Başbakan Erdoğan, partisinin Kütahya mitinginde ÖSYM hakkında çıkan gizli şifre iddiaları hakkında aleyhte yazı yazan gazetecileri ‘candaş’ olmakla suçlamış.
YGS öncesinde ve hatta sonrasında konu hakkında ben de düzinelerce yazı yazdım. Ama sadece sırf bu yıl sınava giren 1 milyon 700 bin üniversite adayı arasında kendi oğlum da olduğundan değil, oğlumla beraber ben de sınava girdiğimden ve sınav esnasında yaşananlara şahit olduğumdan yazdım.

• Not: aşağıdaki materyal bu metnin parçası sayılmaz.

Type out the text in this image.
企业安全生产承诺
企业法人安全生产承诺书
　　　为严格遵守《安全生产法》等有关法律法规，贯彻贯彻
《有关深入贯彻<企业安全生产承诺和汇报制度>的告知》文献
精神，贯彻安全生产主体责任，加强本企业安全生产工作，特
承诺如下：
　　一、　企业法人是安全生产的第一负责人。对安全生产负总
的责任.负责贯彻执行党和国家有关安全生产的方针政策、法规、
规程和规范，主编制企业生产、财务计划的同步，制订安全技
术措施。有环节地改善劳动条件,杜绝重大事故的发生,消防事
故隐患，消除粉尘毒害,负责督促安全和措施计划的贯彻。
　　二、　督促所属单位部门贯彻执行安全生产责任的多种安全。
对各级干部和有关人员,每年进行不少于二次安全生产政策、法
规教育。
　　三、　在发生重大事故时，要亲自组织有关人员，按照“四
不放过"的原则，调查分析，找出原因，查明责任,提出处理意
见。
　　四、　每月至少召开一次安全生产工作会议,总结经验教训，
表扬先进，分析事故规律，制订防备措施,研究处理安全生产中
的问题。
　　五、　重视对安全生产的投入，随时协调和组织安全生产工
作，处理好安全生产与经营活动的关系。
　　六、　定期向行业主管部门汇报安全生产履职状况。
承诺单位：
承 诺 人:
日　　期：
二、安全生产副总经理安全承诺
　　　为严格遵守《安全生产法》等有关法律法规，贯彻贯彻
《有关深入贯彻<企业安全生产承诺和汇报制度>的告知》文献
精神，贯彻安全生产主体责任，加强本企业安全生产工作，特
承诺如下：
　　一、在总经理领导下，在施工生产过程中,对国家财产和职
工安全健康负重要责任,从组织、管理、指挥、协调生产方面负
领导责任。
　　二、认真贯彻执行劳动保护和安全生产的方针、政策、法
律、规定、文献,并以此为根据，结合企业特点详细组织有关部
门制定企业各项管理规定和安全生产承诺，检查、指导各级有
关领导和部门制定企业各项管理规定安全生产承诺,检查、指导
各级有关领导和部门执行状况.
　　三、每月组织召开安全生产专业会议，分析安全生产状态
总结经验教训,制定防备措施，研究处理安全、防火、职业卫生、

Hayatımda hiç görmediğim saçma sapan bir arama şekli ile sınav salonuna alınan gençleri kendi gözlerimle izledim. Saçındaki tel tokaya kadar çıkarttırılan genç kızları, elinde araba anahtarı ile sınava alınmayan gençleri, burnundaki hızmayı çıkarmaya zorlanan kızlarımızı gördüm. Tabi bu arada başındaki örtü yüzünden başına detaylı arama yapılamayan genç kızlarımızın da nasıl sınav salonuna alındığına şahit oldum.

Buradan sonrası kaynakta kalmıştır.